The WaveNET demonstrator will be deployed from late 2012 to late 2013 in a number of phases to measure output in a variety of configurations in different sea states.  Pilot sites in aquaculture farms and 'remote communities' will be developed during 2013 and 2014.  Campbell believes that 'a significant opportunity exists' for smaller scale devices in aquaculture globally and that smaller devices 'can also support remote island communities.'

Partner relationships are also being developed throughout 2012-13 to progress the development of grid scale devices based around nodes at 75 to 100 kW, building into arrays of up to 10 MW with 'devices in the water' from 2014 onwards.

AWS Ocean Energy

AWS has been awarded a £3.9 million grant towards the total £15.6 million cost of a project to design, build and launch its AWS-III Wave Energy Converter (WEC) at full scale.  A 1:9 scale model of the AWS III, a floating device with a rated power output of 2.5 MW, was tested in Loch Ness in 2010, with a full scale prototype planned for deployment at the European Marine Energy Centre in 2014.

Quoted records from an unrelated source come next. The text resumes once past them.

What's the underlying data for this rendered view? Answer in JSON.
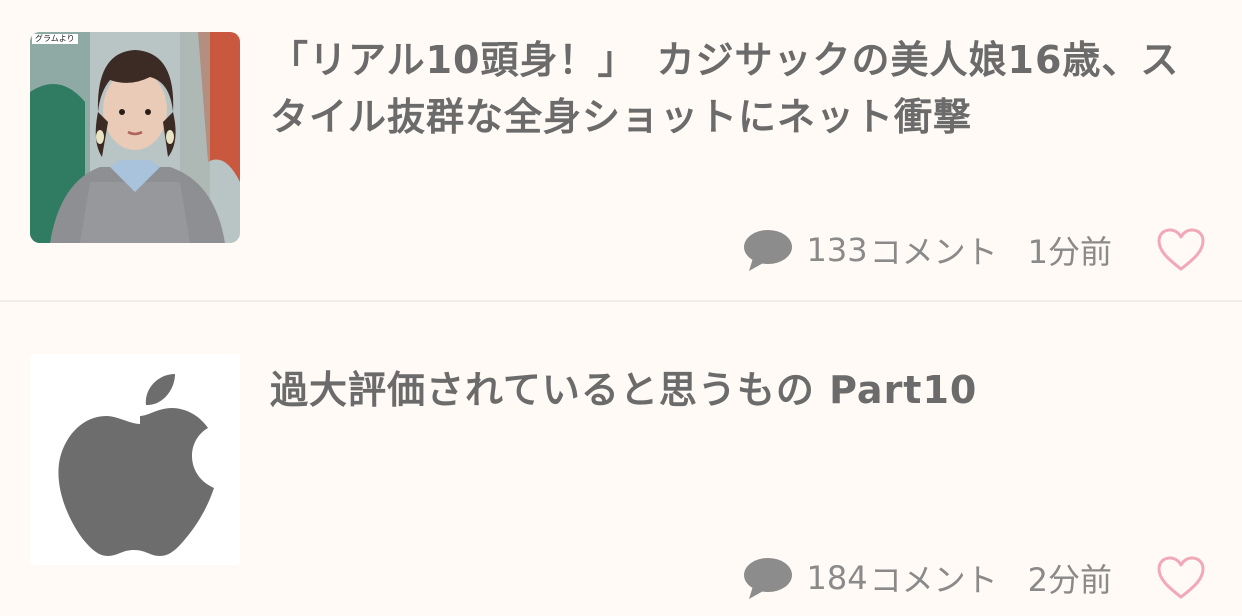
{
  "colors": {
    "background": "#fffaf5",
    "title_text": "#6b6b6b",
    "meta_text": "#8a8a8a",
    "comment_icon": "#8c8c8c",
    "heart_outline": "#f2a9b7"
  },
  "items": [
    {
      "thumbnail": {
        "type": "photo",
        "credit_label": "グラムより"
      },
      "title": "「リアル10頭身！」　カジサックの美人娘16歳、スタイル抜群な全身ショットにネット衝撃",
      "comment_icon": "speech-bubble-icon",
      "comments": "133",
      "comment_unit": "コメント",
      "time": "1分前",
      "favorite_icon": "heart-outline-icon"
    },
    {
      "thumbnail": {
        "type": "logo",
        "logo_name": "apple-logo-icon"
      },
      "title": "過大評価されていると思うもの Part10",
      "comment_icon": "speech-bubble-icon",
      "comments": "184",
      "comment_unit": "コメント",
      "time": "2分前",
      "favorite_icon": "heart-outline-icon"
    }
  ]
}
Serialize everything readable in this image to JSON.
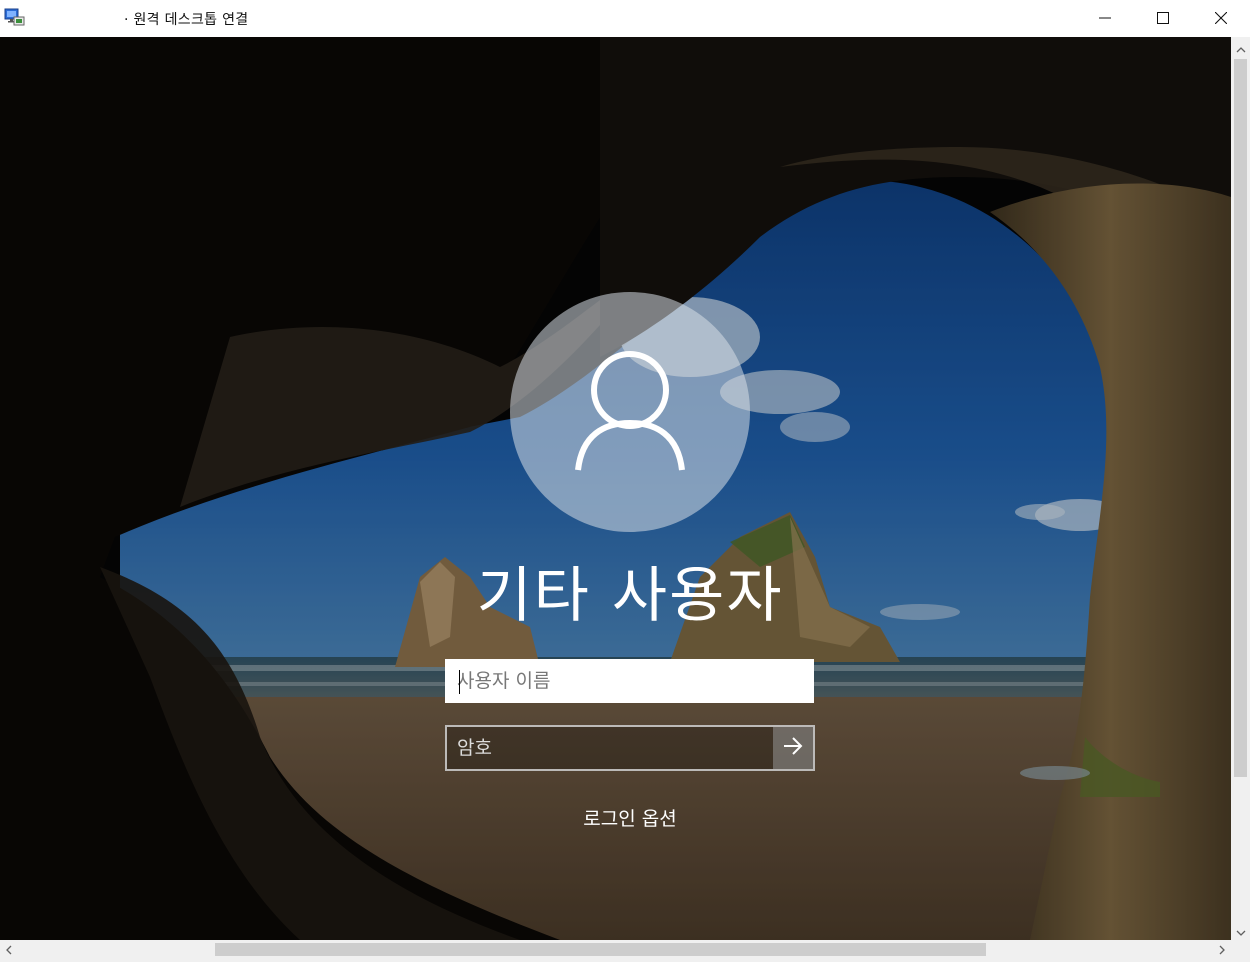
{
  "window": {
    "title": "· 원격 데스크톱 연결",
    "icon": "remote-desktop-icon",
    "controls": {
      "minimize": "minimize-icon",
      "maximize": "maximize-icon",
      "close": "close-icon"
    }
  },
  "login": {
    "user_title": "기타 사용자",
    "username_placeholder": "사용자 이름",
    "username_value": "",
    "password_placeholder": "암호",
    "password_value": "",
    "submit_icon": "arrow-right-icon",
    "sign_in_options": "로그인 옵션"
  },
  "colors": {
    "titlebar_bg": "#ffffff",
    "scrollbar_track": "#f0f0f0",
    "scrollbar_thumb": "#cdcdcd",
    "text_light": "#ffffff"
  }
}
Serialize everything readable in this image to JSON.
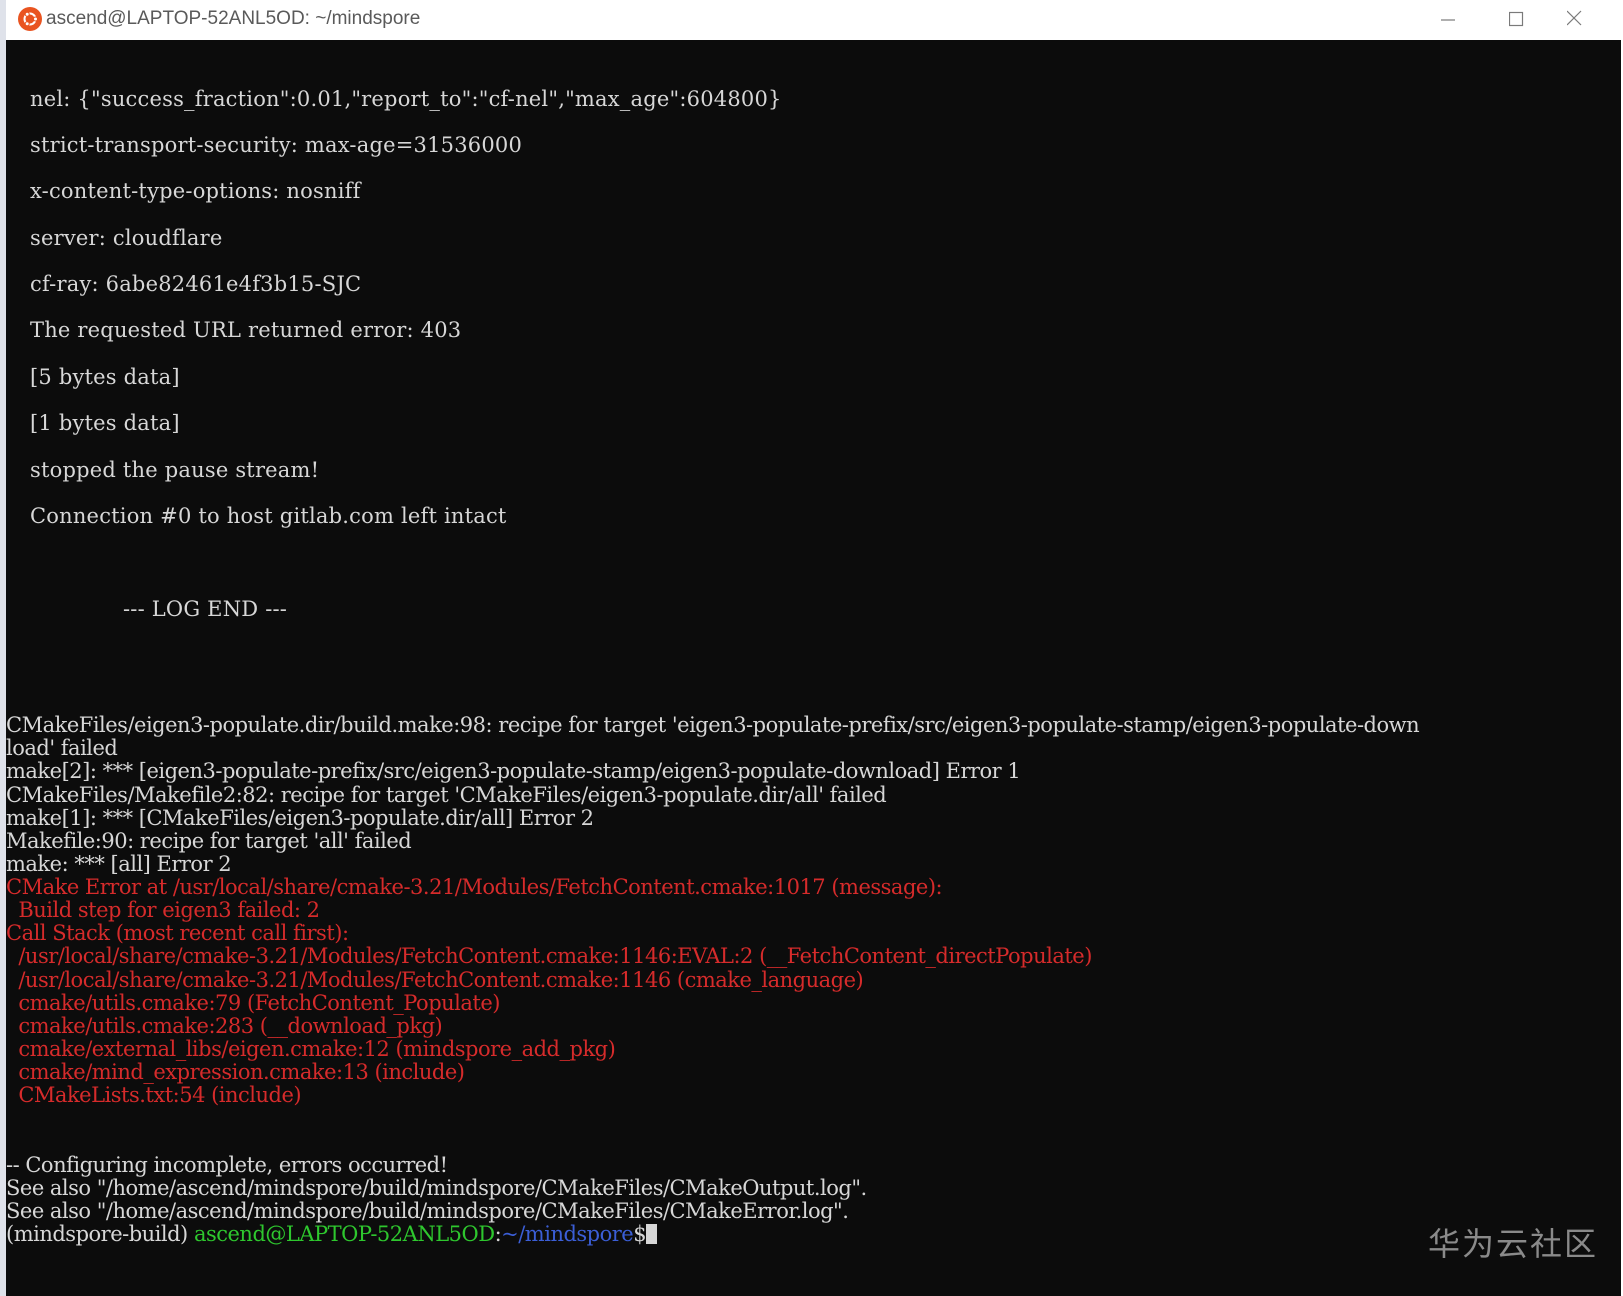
{
  "window": {
    "title": "ascend@LAPTOP-52ANL5OD: ~/mindspore"
  },
  "terminal": {
    "log_lines": [
      "nel: {\"success_fraction\":0.01,\"report_to\":\"cf-nel\",\"max_age\":604800}",
      "strict-transport-security: max-age=31536000",
      "x-content-type-options: nosniff",
      "server: cloudflare",
      "cf-ray: 6abe82461e4f3b15-SJC",
      "The requested URL returned error: 403",
      "[5 bytes data]",
      "[1 bytes data]",
      "stopped the pause stream!",
      "Connection #0 to host gitlab.com left intact"
    ],
    "log_end": "--- LOG END ---",
    "make_lines": [
      "CMakeFiles/eigen3-populate.dir/build.make:98: recipe for target 'eigen3-populate-prefix/src/eigen3-populate-stamp/eigen3-populate-down",
      "load' failed",
      "make[2]: *** [eigen3-populate-prefix/src/eigen3-populate-stamp/eigen3-populate-download] Error 1",
      "CMakeFiles/Makefile2:82: recipe for target 'CMakeFiles/eigen3-populate.dir/all' failed",
      "make[1]: *** [CMakeFiles/eigen3-populate.dir/all] Error 2",
      "Makefile:90: recipe for target 'all' failed",
      "make: *** [all] Error 2"
    ],
    "error_lines": [
      "CMake Error at /usr/local/share/cmake-3.21/Modules/FetchContent.cmake:1017 (message):",
      "  Build step for eigen3 failed: 2",
      "Call Stack (most recent call first):",
      "  /usr/local/share/cmake-3.21/Modules/FetchContent.cmake:1146:EVAL:2 (__FetchContent_directPopulate)",
      "  /usr/local/share/cmake-3.21/Modules/FetchContent.cmake:1146 (cmake_language)",
      "  cmake/utils.cmake:79 (FetchContent_Populate)",
      "  cmake/utils.cmake:283 (__download_pkg)",
      "  cmake/external_libs/eigen.cmake:12 (mindspore_add_pkg)",
      "  cmake/mind_expression.cmake:13 (include)",
      "  CMakeLists.txt:54 (include)"
    ],
    "footer_lines": [
      "-- Configuring incomplete, errors occurred!",
      "See also \"/home/ascend/mindspore/build/mindspore/CMakeFiles/CMakeOutput.log\".",
      "See also \"/home/ascend/mindspore/build/mindspore/CMakeFiles/CMakeError.log\"."
    ],
    "prompt": {
      "env": "(mindspore-build) ",
      "user_host": "ascend@LAPTOP-52ANL5OD",
      "separator": ":",
      "path": "~/mindspore",
      "symbol": "$"
    }
  },
  "watermark": "华为云社区",
  "colors": {
    "terminal_bg": "#0c0c0c",
    "text": "#d7d7d7",
    "error": "#d62b2b",
    "prompt_user": "#2ec72e",
    "prompt_path": "#3b5ed6",
    "app_icon": "#e95420"
  },
  "icons": {
    "app": "ubuntu-icon",
    "minimize": "minimize-icon",
    "maximize": "maximize-icon",
    "close": "close-icon"
  }
}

According to AWS, the device consists of a 'multi-cell array' of flexible membrane absorbers which covert wave power to pneumatic power through the compression of air within each cell.  The cells are inter-connected, thus allowing interchange of air between cells in 'anti-phase.'  Turbine-generator sets are provided to convert the pneumatic power to electricity.

A 'typical' device is made up of an array of 12 cells, each measuring around 16 metres wide by 8 metres deep, arranged around a circular structure with overall diameter of 60m.  Such a device is capable of producing an average of 2.5 MW from a rough sea whilst having a structural steel weight of less than 1,300 tonnes.  The AWS-III will be 'slack moored' in water depths of around 100 metres using standard mooring spreads.

Nautricity

According to Cameron Johnstone, Chief Executive Officer at Nautricity, the 'development ethos' behind Nautricity’s CoRMaT technology was to deliver a tidal energy technology that 'could be held on station without the need for a big, heavy and expensive supporting structure' and produce a turbine that 'considerably reduced complexity' in its operations of capturing energy from the tidal flow and converting this to electricity.  The company also believed that efforts to reduce the weight and complexity of such systems would ultimately lower the costs associated with tidal energy power generation.

Johnstone explains that the technology is 'unique' in that it uses axial mounted contra-rotating rotors, with fixed pitched blades, to directly drive a contra-rotating, permanent magnet generator.